All the granduer we behold.
Tuesday, September 6th, 2005Irvin got the hero’s welcome he deserved. Buying me dinner!
Last week I performed in 8 shows and here I am, shat out on the other end of the 3-day weekend with an empty wallet, swollen liver, cement arteries, and neural fluid dancing with THC. There was nothing to do but shake the dew out of my matted beard, roll off the roof of the VA hall (Wolfsblood Bryant wuz here), and come to work.
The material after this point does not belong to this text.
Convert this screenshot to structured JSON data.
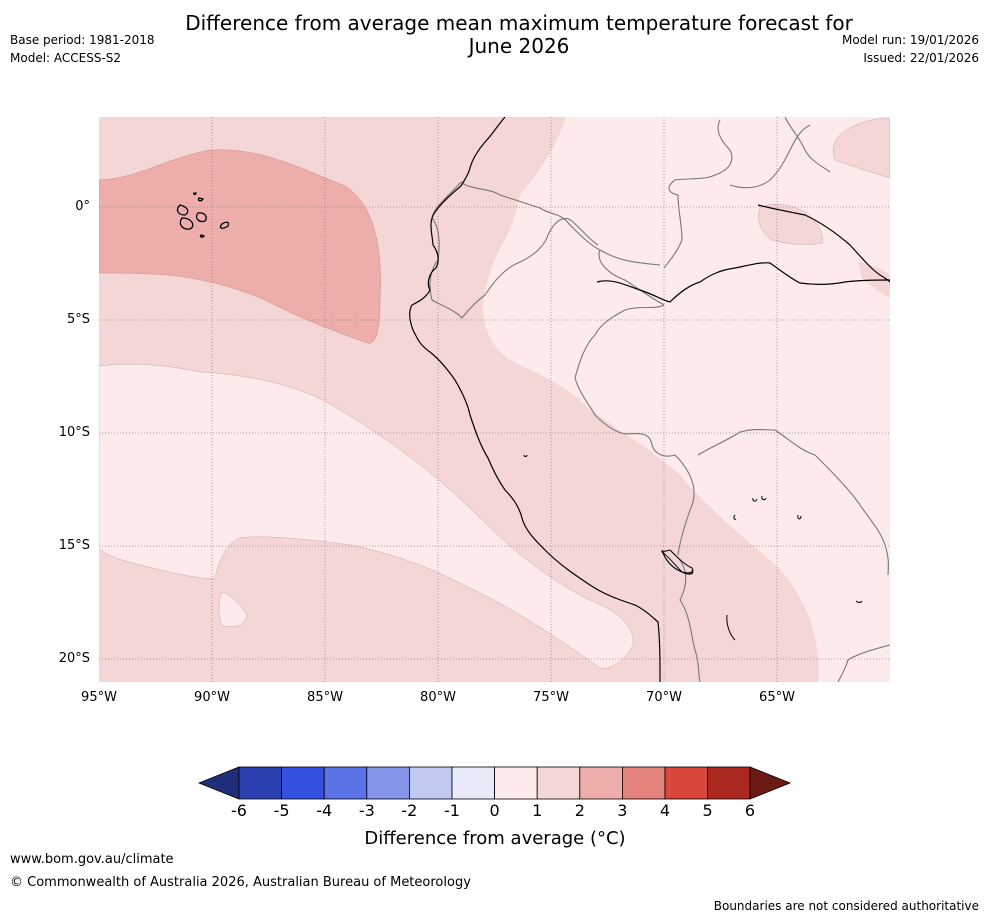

Don’t do drugz kidz. Which remindz me…
Jimmy Motherfucking Buffet played at Wrigley Field this weekend (twice!) with coconut-brassiered hoard in tow. Wrigleyville became a beer garden from hell. Clark street was something Hieronymus Bosch would paint after a Dos Equis power hour and a mild stroke. Sitting in a cafe, reading the Missed Connections with tears in my eyes and a lily clutched to my breast, I was jarred out of my wicked sensitive reverie by a gentleman, referred to by his crew as "Fancy," whose voice and wit revealed the aplomb of an air-raid siren. I turned to look out the window and beheld a sea of vomit-spattered Hawaiian shirts, sweat-pasted to the sunburned flesh of thousands of drunken revelers. Amid the throng of loutish men and besotted women there were pockets weeping, fighting, and amorous reconciling. I paid my bill (checking balance: $0) and the waitress nodded me away turning to the cluster of punk kids that has just wandered in, "you guys are pretty brave coming out here."
Bless you, you workmen of centuries past "who from rude nature have delved and carved all the granduer we behold."